Monday, February 21, 2011

Sioux Victory in the House!

The bill in the North Dakota House to preserve the Sioux name was passed 65-28.

Now it moves to the Senate where I think it will do as well.

Go Sioux!

More from my blogging partner (boss) at Say Anything.

HB1263, instructing the State Board of Higher Education to keep the Fighting Sioux Nickname, just passed the state House by a 65 – 28 vote. HB1263 was sponsored by House Majority Leader Al Carlson. Other Sioux-related bills, HB1257 and HB1208 both failed by wide margins obviously because the House found consensus behind Carlson’s bill.

“This isn’t the most important bill this session,” said Rep. Carlson. “But it’s important to a lot of people.”

Opponents to the bill, including Grand Forks’ Rep. Elliot Glassheim, called it legislative overreach. He argues, as Attorney General Wayne Stenehjem does, that the state legislature doesn’t have the authority to pass this legislation.

Which is actually correct (would that these critics were more in tune with the state constitution when it came to, say, the unconstitutional nature of economic development spending). The state constitution establishes the State Board of Higher Education as an almost totally unaccountable 4th branch of the state government. Outside of funding, and approving board appointees, the state legislature has almost no control over higher education in North Dakota.

And that’s a big problem that goes far beyond the Fighting Sioux nickname.

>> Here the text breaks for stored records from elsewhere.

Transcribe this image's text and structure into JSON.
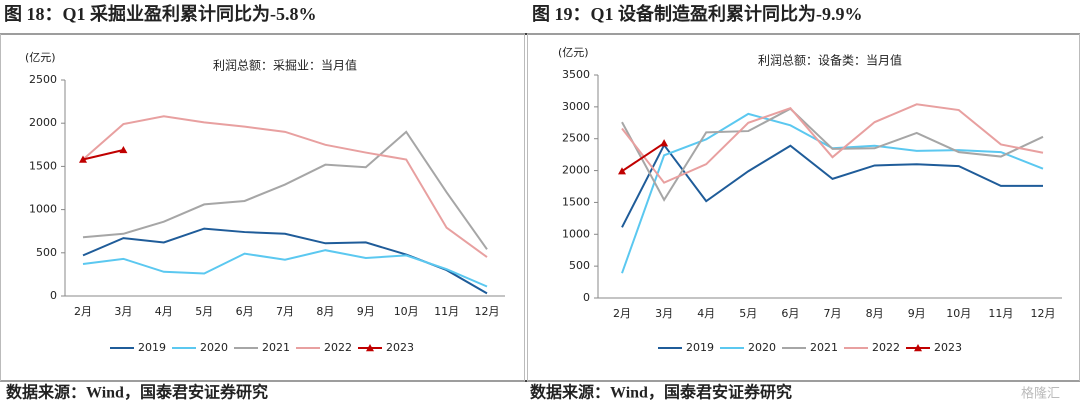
{
  "chart_data": [
    {
      "type": "line",
      "title": "图 18：Q1 采掘业盈利累计同比为-5.8%",
      "subtitle": "利润总额：采掘业：当月值",
      "y_label": "(亿元)",
      "categories": [
        "2月",
        "3月",
        "4月",
        "5月",
        "6月",
        "7月",
        "8月",
        "9月",
        "10月",
        "11月",
        "12月"
      ],
      "ylim": [
        0,
        2500
      ],
      "yticks": [
        0,
        500,
        1000,
        1500,
        2000,
        2500
      ],
      "series": [
        {
          "name": "2019",
          "color": "#1f5c99",
          "values": [
            470,
            670,
            620,
            780,
            740,
            720,
            610,
            620,
            480,
            300,
            30
          ]
        },
        {
          "name": "2020",
          "color": "#5bc8f0",
          "values": [
            370,
            430,
            280,
            260,
            490,
            420,
            530,
            440,
            470,
            310,
            110
          ]
        },
        {
          "name": "2021",
          "color": "#a6a6a6",
          "values": [
            680,
            720,
            860,
            1060,
            1100,
            1290,
            1520,
            1490,
            1900,
            1200,
            540
          ]
        },
        {
          "name": "2022",
          "color": "#e8a0a0",
          "values": [
            1580,
            1990,
            2080,
            2010,
            1960,
            1900,
            1750,
            1660,
            1580,
            790,
            450
          ]
        },
        {
          "name": "2023",
          "color": "#c00000",
          "marker": "triangle",
          "values": [
            1580,
            1690,
            null,
            null,
            null,
            null,
            null,
            null,
            null,
            null,
            null
          ]
        }
      ],
      "source": "数据来源：Wind，国泰君安证券研究"
    },
    {
      "type": "line",
      "title": "图 19：Q1 设备制造盈利累计同比为-9.9%",
      "subtitle": "利润总额：设备类：当月值",
      "y_label": "(亿元)",
      "categories": [
        "2月",
        "3月",
        "4月",
        "5月",
        "6月",
        "7月",
        "8月",
        "9月",
        "10月",
        "11月",
        "12月"
      ],
      "ylim": [
        0,
        3500
      ],
      "yticks": [
        0,
        500,
        1000,
        1500,
        2000,
        2500,
        3000,
        3500
      ],
      "series": [
        {
          "name": "2019",
          "color": "#1f5c99",
          "values": [
            1110,
            2400,
            1520,
            1990,
            2390,
            1870,
            2080,
            2100,
            2070,
            1760,
            1760
          ]
        },
        {
          "name": "2020",
          "color": "#5bc8f0",
          "values": [
            390,
            2240,
            2490,
            2890,
            2710,
            2350,
            2390,
            2310,
            2320,
            2290,
            2030
          ]
        },
        {
          "name": "2021",
          "color": "#a6a6a6",
          "values": [
            2760,
            1540,
            2600,
            2620,
            2970,
            2340,
            2350,
            2590,
            2290,
            2220,
            2530
          ]
        },
        {
          "name": "2022",
          "color": "#e8a0a0",
          "values": [
            2660,
            1810,
            2100,
            2750,
            2980,
            2210,
            2760,
            3040,
            2950,
            2410,
            2280
          ]
        },
        {
          "name": "2023",
          "color": "#c00000",
          "marker": "triangle",
          "values": [
            1990,
            2430,
            null,
            null,
            null,
            null,
            null,
            null,
            null,
            null,
            null
          ]
        }
      ],
      "source": "数据来源：Wind，国泰君安证券研究"
    }
  ],
  "watermark": "格隆汇"
}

That the SBHE is trying to get rid of the nickname over the protests of a majority of the public is an example of just how arrogant and drunk with power they are, and from there we go to their endless demands for more funding despite huge double-digit increases in their state budgets every legislative session. We look at the waste, fraud and abuse in the higher education system.

What the Fighting Sioux nickname debate illustrates is that the state’s higher education system needs to be less autonomous and more accountable to the elected representatives of the people.